G proteins, named after the fact they bond with guanine nucleotides, are largely responsible for intercellular communications within the human organism. These transmissions regulate such functions as hormone secretion, muscle contaction, and even cognition. These transmissions take place because of chemical reactions between enzymes that bind with the G proteins and change into enzymes that trigger other chemical reactions. These chemical reactions induce cellular changes to occur by increasing a certain enzyme or chemical, thus changing the production or consumption of another chemical.
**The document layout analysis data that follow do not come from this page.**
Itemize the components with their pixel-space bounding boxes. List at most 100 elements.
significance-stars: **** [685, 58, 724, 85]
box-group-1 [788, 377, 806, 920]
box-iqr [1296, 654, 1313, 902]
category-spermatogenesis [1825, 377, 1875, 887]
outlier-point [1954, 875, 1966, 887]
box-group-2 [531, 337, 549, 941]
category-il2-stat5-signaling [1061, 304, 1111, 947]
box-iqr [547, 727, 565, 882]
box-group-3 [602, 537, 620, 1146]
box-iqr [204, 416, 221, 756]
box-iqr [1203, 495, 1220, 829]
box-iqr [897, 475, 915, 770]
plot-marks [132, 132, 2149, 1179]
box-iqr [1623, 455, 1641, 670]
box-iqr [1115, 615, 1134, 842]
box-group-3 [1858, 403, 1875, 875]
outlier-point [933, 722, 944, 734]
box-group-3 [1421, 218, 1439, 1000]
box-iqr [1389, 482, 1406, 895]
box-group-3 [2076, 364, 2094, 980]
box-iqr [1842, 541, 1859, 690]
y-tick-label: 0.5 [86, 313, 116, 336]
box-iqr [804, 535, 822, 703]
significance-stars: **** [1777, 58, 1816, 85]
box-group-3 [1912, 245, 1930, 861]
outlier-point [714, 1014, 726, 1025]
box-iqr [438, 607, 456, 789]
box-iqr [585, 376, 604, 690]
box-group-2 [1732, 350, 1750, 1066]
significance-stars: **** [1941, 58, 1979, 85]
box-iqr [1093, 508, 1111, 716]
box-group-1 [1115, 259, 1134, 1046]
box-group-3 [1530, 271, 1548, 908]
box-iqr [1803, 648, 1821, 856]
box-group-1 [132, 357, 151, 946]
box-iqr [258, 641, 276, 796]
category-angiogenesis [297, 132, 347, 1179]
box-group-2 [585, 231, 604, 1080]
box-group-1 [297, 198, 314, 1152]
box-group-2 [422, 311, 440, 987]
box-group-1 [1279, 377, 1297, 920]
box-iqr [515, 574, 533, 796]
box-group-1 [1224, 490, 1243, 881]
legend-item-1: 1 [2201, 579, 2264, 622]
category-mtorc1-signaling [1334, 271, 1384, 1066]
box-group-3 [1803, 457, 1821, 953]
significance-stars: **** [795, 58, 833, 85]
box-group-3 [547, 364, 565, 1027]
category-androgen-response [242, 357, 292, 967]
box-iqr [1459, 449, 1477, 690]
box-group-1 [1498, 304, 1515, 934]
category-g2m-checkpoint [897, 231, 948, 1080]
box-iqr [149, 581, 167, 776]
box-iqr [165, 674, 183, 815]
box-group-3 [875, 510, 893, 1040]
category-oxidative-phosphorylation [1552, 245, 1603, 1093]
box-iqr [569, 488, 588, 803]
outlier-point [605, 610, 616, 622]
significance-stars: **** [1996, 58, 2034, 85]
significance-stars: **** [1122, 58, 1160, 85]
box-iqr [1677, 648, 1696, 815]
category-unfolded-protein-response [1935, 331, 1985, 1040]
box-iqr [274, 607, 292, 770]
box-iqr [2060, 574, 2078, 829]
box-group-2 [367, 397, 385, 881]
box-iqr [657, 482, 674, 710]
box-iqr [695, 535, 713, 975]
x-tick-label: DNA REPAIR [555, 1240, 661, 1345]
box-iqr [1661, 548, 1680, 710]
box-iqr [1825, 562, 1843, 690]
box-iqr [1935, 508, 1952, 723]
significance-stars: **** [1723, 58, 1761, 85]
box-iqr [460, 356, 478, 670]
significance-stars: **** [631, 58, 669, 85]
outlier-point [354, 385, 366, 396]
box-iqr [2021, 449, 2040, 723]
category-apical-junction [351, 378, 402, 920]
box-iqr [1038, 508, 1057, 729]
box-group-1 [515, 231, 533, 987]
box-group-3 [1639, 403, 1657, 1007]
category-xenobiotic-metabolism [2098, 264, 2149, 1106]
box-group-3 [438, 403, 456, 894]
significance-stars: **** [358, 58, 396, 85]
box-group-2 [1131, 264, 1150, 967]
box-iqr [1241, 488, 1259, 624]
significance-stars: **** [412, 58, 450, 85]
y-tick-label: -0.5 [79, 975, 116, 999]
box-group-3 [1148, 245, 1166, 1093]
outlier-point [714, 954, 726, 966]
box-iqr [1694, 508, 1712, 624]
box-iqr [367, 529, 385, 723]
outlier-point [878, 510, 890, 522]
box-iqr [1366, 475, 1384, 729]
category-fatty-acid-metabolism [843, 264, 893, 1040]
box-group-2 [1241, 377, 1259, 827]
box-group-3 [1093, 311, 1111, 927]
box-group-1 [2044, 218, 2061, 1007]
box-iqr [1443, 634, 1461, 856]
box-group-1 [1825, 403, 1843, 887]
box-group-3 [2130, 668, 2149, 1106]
Epinephrine, starts the reactions by stimulating effectors, called adenlyl cyclase, which in turn produces a second messanger, cyclic AMP. The cyclic AMP triggers the activation of adrenylyl cyclase. This communication would not be possible if not for the guanine nucleatides that allow the binding of the enzymes to occur. Not only does epinephrine trigger the chemical reactions by bonding to the guanine nucleotides, but they also trigger the production GDP by reducing GTP to its subserviant level.
Not all effectors are triggered by simply hormones. Cells in the retinal area of the eye are triggered by photons that strike rhodopsin. When the rhodospin it activates the G protein, transductin, to travel to the effector enzyme, and thus regulates the levels of soduim ions (Na+). The eye cells become hyperpolarized, thus producing a negative charge, signaling visual data to the brain.
The two afore mentioned receptors are just hundreds that exist in the human body. All the receptors employ the help of G proteins to produce such signals. G proteins regulate the transfer of signals by transfering and connecting chains of proteins, known as alpha, beta, and gamma. The combinations of the protein chains leads to an abundance of codes, with over one thousand combinations possible.
Before encoding the alpha, beta, and gamma subuntis, the three chains are bound together with the GDP unit. When the G protein enables the coding, the GDP detaches and sets out to work. The coding proteins then untangle, and code into their various functions. The G proteins therefore are simply timing and switching units, that trigger reactions to assume various functions.